Words Without Borders (WWB) opens doors to international exchange through translation, publication, and promotion of the world’s best writing. WWB publishes selected prose and poetry on the web and in print anthologies (the next one to focus on the Islamic world), stages special events that connect foreign writers to the general public and media, develops materials for high school teachers to use foreign literature in classrooms, and continues to build an unparalleled online resource center for contemporary global writing.
Our ultimate aim is to introduce exciting international writing to the general public — travelers, teachers, students, publishers, and a new generation of eclectic readers — by presenting international literature not as a static, elite phenomenon, but a portal through which to explore the world. In the richness of cultural information we present, we hope to help foster a “globalization” of cultural engagement and exchange, one that allows many voices in many languages to prosper.
Why Words Without Borders?
Few literatures have truly prospered in isolation from the world. English-speaking culture in general and American culture in particular has long benefited from cross-pollination with other worlds and languages. Thus it is an especially dangerous imbalance when, today, 50% of all the books in translation now published worldwide are translated from English, but less than 3% are translated into English.
Along with the myriad ancient virtues of storytelling-giving pleasure, passing time, stimulating thought, connecting strangers — literature is a passport to places both real and imagined. In an increasingly interdependent world, rife with ignorance and incomprehension of other cultures, literature in translation has an especially important role to play.
What does Words Without Borders do?
Magazine The heart of WWB’s work is www.wordswithoutborders.org, its online magazine. Monthly issues feature new selections of contemporary world literature, most of which would never have been accessible to English-speaking readers without WWB.
Events WWB’s new reading series, “Tales from the Global Village,” and event partnerships with the PEN World Voices festival and other venues, including those in Nevada, Texas, Washington, DC, California, and elsewhere, give WWB readers an opportunity to meet and hear some of the authors WWB has presented online and in print.
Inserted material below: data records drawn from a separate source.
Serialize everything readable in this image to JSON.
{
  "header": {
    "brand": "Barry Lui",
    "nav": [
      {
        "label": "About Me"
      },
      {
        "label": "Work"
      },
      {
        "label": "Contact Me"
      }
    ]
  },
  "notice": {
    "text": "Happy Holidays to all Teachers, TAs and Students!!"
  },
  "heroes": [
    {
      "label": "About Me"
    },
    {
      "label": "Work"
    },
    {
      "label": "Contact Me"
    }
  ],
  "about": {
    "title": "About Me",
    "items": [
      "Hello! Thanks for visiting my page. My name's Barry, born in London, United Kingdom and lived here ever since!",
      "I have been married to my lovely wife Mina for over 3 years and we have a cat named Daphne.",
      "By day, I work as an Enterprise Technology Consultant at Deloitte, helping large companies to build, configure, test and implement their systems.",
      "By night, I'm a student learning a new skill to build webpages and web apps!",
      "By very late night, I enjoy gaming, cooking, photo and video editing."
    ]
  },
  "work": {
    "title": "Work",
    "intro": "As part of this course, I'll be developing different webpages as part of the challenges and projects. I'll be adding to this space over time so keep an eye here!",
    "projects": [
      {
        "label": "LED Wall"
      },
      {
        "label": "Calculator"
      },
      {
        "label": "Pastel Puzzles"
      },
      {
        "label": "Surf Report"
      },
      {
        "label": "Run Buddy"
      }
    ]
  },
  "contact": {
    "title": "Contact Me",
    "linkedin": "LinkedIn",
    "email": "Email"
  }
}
Education WWB is now piloting themed units for use in the high school classroom, including suggested readings, study questions, writing prompts, suggestions for further study and a forum for teachers to discuss materials.
Anthologies WWB now travels to the beach, bed, and other web-free zones. Its first anthology, Literature from the “Axis of Evil” (New Press, 2006) was named “The book every American should read this year” by the Bloomsbury Review. WWB’s second anthology, Words Without Borders: The World through the Eyes of Writers (Anchor Books, 2007), was called “one of the best introductions to non-Western writers there is” by Kirkus.
Supporters Several large funders recognized from WWB’s earliest days the importance of its mission. These included the National Endowment for the Arts, New York State Council on the Arts, New York Council for the Humanities, the International Institute of Modern Letters, the Lannan Foundation, and Flora Family Foundation. Other foundations and many generous individual donors and members are expanding WWB’s support base every year.
Partners Words Without Borders is a partner of PEN American Center and the Center for Literary Translation at Columbia University, and is hosted by Bard College in Annandale-on-Hudson, New York.